Zoltan rolled his eyes. He drummed the tabletop with his pencil, drawing irritated glances, which was no-doubt his intention. “And how much will the army eat, assuming the Russians don’t sweep through Galicia for a third time?”
“And what does this have to do with Poland, my lords?” Mecier said. The point of the meeting was, after all, to discuss the foreign ministry’s decision to recognize an independent but friendly Poland. Poland minus what remained the Galician crownlands and Silesia, of course, István knew.
“It has to do with American shipping,” Andre Müller, another Transylvanian, sighed. “The Americans are making noises about no longer protesting the illegal British transshipment and unloading rules if Poland is not recognized ‘whole and entire.’ ”
Gabor’s shoulders tensed and he clenched a fist. “ ‘Whole and entire,’ referring to what date? Or do I want to know?”
“You probably do not,” Müller said. “The American president, Wilson, is talking about ethnic self-determination and national rights again. Apparently he thinks that every Polish-speaker should live in Poland. Meaning that Poland expands to hold all the land Poles currently live on. And Romania the same, as well as a separate Croat state.”
Blessed Lady but I don’t want to hear what Felix would say about that last bit of news. István shook his head a little at the abject stupidity. “I suspect that those Serbians who claim the Croats as brother Slavs would have something to say about that proposal.”
Müller read from his notes. “They are all for it, so long as they get to run Croatia, Bosnia-Herzegovina, Serbia, ch
unks of Bulgaria and Romania, Albania, and Montenegro. Otherwise they are opposed.” He looked up, peering over the top of his much-mended reading glasses. “Such modest ambitions.”
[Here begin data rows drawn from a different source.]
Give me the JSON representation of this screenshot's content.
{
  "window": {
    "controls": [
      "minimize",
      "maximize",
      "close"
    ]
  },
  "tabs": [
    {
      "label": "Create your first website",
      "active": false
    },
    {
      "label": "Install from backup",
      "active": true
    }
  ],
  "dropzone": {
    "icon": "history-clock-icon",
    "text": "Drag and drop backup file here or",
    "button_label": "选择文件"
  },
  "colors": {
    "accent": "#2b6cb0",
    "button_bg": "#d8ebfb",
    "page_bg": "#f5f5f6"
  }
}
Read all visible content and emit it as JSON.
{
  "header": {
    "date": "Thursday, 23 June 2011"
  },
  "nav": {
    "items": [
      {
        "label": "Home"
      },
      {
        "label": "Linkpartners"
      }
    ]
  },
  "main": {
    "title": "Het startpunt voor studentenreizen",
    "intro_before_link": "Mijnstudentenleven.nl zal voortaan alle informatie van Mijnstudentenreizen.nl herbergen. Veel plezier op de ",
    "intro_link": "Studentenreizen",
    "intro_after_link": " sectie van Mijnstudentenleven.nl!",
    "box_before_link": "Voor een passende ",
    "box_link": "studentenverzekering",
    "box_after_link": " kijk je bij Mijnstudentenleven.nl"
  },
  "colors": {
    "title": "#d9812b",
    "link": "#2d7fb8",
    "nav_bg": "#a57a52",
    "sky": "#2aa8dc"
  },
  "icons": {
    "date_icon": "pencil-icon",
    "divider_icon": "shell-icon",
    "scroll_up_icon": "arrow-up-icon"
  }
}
Snorts and rude under-the-breath comments filled the room. “Self-determination, I see,” István said. “Right.” He looked at his papers. “Let us assume the worst. The Americans stop making even token efforts to avoid the British blockade and we lose the last bits of imported food. Yes, even what we are buying from the Turks,” he said before anyone could protest. “I am looking at the absolutely worst case. How much lower can rations for the civilians go, what reserves do we have, and what can we do to improve the crop for next year?” That was not what they had been called together to discuss, but it did need to be addressed, so he took the initiative.
“Pray to the Lord to double our number of cows, sheep, and horses, so we have enough manure again, as well as animals for the plows and wagons,” Zoltan replied before István could even close his mouth. “I know the Germans say they have a magic way to make fertilizer out of thin air, but they are not sharing. We need manure and animals.”
Silence followed his words, broken only by the sound of pens and pencils on paper. To get their animals back meant the Army would have to return most of them, or, through some miracle they sprang back to life from dry bones and empty hides. Again István thanked God that the idiot who had ordered the pigs slaughtered to save grain had been countermanded and fired.
“My lords, sirs, can we shift to a four-field fallow system, like they used in the fourteen hundreds?” One of the clerks asked from her corner.
Mecier wrinkled his nose before answering. “We could if we had enough legumes, and if we had livestock to eat the fallow and manure the land. But where would we get the seed, and where find people who know how to run that system?”
Most of the men shook their heads. “Not on my land,” Széchenyi said. “We shifted to small grain rotations and large fields a generation ago. Alternating with turnips.”